Yes, there have been some hints of regressions in constructing SubArrays (see
https://github.com/JuliaLang/julia/issues/11787), but I haven't had the time
to do a bisect or anything.
--Tim
On Sunday, June 21, 2015 02:07:29 PM Douglas Bates wrote:
> After profiling some code that I will discuss in a lightning talk at
> JuliaCon I found a bottleneck in an unexpected place. (I guess I should
> know by now that profiling always shows that the bottleneck is in an
> unexpected place - that's why we do it.)
>
> I have a matrix of matrices, some of which are dense and some sparse, for
> which I wish to create the lower Cholesky factor. This operation is done
> once for each evaluation of the objective function in a nonlinear
> optimization and I want to be careful about creating copies. The chol!

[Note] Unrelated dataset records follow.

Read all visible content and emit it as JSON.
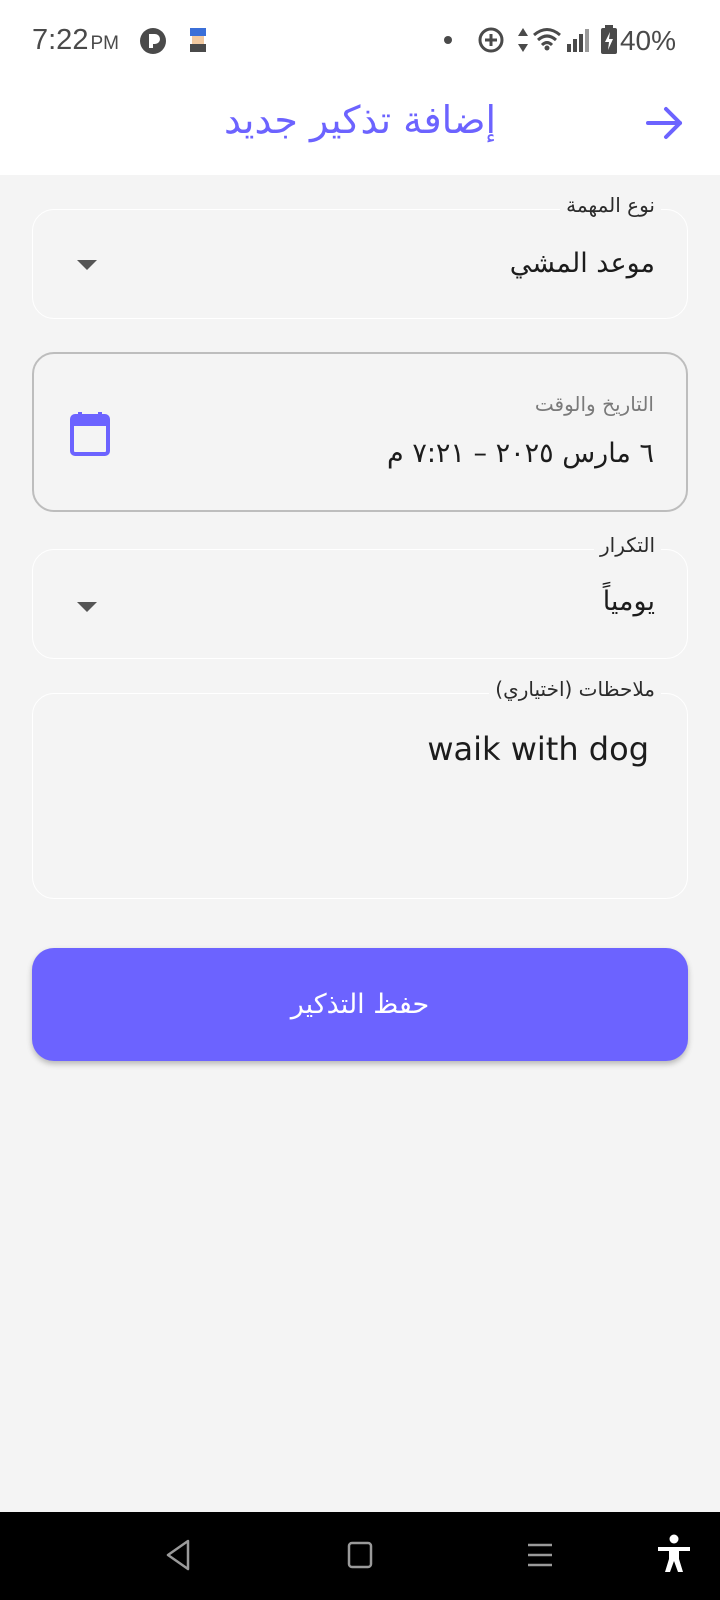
{
  "status_bar": {
    "time": "7:22",
    "ampm": "PM",
    "battery": "40%"
  },
  "app_bar": {
    "title": "إضافة تذكير جديد",
    "accent_color": "#6c63ff",
    "back_icon": "arrow-right-icon"
  },
  "form": {
    "task_type": {
      "label": "نوع المهمة",
      "value": "موعد المشي"
    },
    "datetime": {
      "label": "التاريخ والوقت",
      "value": "٦ مارس ٢٠٢٥ – ٧:٢١ م",
      "icon": "calendar-icon"
    },
    "repeat": {
      "label": "التكرار",
      "value": "يومياً"
    },
    "notes": {
      "label": "ملاحظات (اختياري)",
      "value": "waik with dog"
    }
  },
  "save_button": {
    "label": "حفظ التذكير"
  },
  "nav_bar": {
    "icons": [
      "back-nav-icon",
      "home-nav-icon",
      "recents-nav-icon",
      "accessibility-icon"
    ]
  }
}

> fallback methods (argument is AbstractMatrix) in base/linalg/cholesky.jl
> has operations like
>
> A[k,k] -= A[k,i]*A[k,i]'
>
> and
>
> A[i,k] -= A[i,j]*A[k,j]'*AkkInv'
>
> which, when the elements of A are matrices, I rewrote as
> downdate!(A[k,k],A[k,i]) etc.
>
> One of these methods is
>
> function
> downdate!{T<:FloatingPoint}(C::DenseMatrix{T},A::DenseMatrix{T},B::SparseMat
> rixCSC{T}) ma,na = size(A)
> mb,nb = size(B)
> ma == size(C,1) && mb == size(C,2) && na == nb ||
> throw(DimensionMismatch(""))
> rvb = rowvals(B); nzb = nonzeros(B)
> for j in 1:nb
> aj = sub(A,:,j)
> ib = nzrange(B,j)
> rvbj = sub(rvb,ib)
> nzbj = sub(nzb,ib)
> for k in eachindex(ib)
> BLAS.axpy!(-nzbj[k],aj,sub(C,:,Int(rvbj[k])))
> end
> end
> C
> end
>
> The surprising bottleneck is the call to sub(C,:,Int(rvbj[k])) within the
> call to BLAS.axpy!. Fortunately there are sufficiently flexible BLAS.axpy!
> method signatures that I think I can write around this using some pointer
> arithmetic and pointer_to_array. At present the sub operation seems to be
> taking about 2/3 of the time in the BLAS.axpy! call. That is, the linear
> algebra is much faster than trying to determine which piece to work on.